Lt. Col. Brian Payne, commander of the 1st Battalion, 5th Infantry Regiment, poses for a photograph in his office at Forward Operating Base Shoja in Kandahar Province Afghanistan on Dec. 22, 2011. Photo by Cheryl Hatch

A few days before we were leaving to join Charlie Company at Khenjakak, I had an interview with Payne. We talked about the air assault.

He asked if we still wanted to go. I said yes and I thanked him for the opportunity.

Here’s the deal. I can’t guarantee your safety, he said; but, I’ve done everything I can to minimize the risk. I asked what made him feel more secure about our participation. He said that he had assigned a three-man security detail to us. We would each have a soldier who would have our backs and there’d be a third team leader to supervise the two soldiers with us.
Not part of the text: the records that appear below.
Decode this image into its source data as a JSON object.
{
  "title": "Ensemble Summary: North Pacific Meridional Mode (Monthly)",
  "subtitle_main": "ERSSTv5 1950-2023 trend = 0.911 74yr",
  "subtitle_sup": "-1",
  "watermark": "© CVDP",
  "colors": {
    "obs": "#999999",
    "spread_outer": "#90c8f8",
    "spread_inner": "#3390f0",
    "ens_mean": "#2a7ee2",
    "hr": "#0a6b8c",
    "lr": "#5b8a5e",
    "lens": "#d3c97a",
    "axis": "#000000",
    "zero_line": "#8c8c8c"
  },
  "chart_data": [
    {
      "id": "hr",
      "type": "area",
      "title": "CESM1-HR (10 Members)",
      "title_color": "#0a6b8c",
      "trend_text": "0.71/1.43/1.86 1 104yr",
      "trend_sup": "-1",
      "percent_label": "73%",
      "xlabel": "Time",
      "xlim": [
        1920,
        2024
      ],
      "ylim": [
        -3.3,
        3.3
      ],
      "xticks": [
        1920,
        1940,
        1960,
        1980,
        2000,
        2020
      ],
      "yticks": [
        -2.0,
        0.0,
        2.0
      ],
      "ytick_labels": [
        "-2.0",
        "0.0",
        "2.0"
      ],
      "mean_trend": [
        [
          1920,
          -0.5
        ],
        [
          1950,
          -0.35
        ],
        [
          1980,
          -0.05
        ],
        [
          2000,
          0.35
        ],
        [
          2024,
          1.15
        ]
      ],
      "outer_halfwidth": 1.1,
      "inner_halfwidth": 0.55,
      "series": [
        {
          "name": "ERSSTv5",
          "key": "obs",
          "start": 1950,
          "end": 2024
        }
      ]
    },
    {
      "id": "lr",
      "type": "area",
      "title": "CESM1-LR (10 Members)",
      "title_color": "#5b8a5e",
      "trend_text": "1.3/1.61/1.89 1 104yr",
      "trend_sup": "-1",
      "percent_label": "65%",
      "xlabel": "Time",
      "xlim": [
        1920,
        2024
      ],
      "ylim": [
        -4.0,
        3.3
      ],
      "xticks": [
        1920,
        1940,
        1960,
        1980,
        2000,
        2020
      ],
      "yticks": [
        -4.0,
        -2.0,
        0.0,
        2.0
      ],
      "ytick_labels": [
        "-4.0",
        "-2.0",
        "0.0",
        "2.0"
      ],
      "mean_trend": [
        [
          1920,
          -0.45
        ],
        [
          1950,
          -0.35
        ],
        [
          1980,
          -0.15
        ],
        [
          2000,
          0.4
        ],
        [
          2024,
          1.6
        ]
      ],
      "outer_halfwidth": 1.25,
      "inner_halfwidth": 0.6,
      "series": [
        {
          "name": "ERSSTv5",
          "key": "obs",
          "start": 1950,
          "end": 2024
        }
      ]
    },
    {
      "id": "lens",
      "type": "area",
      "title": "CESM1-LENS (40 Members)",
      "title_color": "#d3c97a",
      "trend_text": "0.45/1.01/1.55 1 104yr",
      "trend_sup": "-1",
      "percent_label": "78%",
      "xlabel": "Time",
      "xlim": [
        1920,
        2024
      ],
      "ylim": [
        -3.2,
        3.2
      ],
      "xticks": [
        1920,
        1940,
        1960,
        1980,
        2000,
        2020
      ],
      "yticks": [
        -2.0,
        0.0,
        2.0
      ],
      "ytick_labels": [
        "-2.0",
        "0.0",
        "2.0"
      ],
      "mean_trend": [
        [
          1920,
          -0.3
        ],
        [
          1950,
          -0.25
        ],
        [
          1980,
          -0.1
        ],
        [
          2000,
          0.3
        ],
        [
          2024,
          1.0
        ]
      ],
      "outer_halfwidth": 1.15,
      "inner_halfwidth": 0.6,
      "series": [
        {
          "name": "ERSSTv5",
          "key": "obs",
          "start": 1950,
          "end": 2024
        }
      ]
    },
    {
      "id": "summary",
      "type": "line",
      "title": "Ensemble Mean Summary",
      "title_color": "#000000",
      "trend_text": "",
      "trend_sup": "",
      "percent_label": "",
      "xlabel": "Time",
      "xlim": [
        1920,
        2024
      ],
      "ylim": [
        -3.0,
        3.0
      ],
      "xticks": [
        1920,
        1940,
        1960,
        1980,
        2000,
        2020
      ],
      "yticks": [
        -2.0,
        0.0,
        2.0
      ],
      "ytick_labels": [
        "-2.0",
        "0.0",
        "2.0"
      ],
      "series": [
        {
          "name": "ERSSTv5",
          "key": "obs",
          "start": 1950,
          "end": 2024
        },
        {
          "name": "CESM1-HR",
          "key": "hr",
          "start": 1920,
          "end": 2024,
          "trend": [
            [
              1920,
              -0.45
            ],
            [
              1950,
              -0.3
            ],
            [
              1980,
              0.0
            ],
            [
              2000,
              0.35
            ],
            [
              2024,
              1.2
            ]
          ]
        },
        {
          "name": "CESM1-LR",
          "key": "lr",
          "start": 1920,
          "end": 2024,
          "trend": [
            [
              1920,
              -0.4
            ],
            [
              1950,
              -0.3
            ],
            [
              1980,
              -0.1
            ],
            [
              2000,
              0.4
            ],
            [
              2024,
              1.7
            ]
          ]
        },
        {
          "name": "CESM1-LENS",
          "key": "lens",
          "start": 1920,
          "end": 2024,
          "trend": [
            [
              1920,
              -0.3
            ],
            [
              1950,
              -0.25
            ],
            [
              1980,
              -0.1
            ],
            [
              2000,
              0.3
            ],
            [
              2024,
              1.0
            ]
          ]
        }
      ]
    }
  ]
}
I asked Payne for one piece of advice. He emphasized following precisely in the footsteps of the in person in front of me. Then we talked about taking risks and death. I told him I had no illusions that I have any control over when or how I will die. I said I don’t think I’m reckless. I have a profound inner knowing that I am not in control of my departure. And of course, I would follow in the footsteps of the person in front of me.

Aside from tripping on the ramp or stepping on an IED, JR’s other concern was getting separated from the group. Again, that would be handled. We would each have a locator beacon.

We were nervous, of course. Neither of us had been on an air assault. I didn’t want to be a burden to the soldiers or have a negative impact on their mission. I wanted to be sure I could carry my weight, literally and figuratively. And I wanted to do a good job.

The day we were to leave for Khenjakak, a soldier on patrol with Alpha Co. in the Horn of Panjawa’i stepped on an IED. Luckily, he was not grievously injured, though he was transported to the hospital.

Payne called JR and me into his office and asked if we still wanted to go on the mission. It wasn’t too late. He could pull us and he’d own it: no one would know we backed out. The commander would have our backs. He’d take responsibility for the change in plans.

We said, thank you but no thank you. We were going.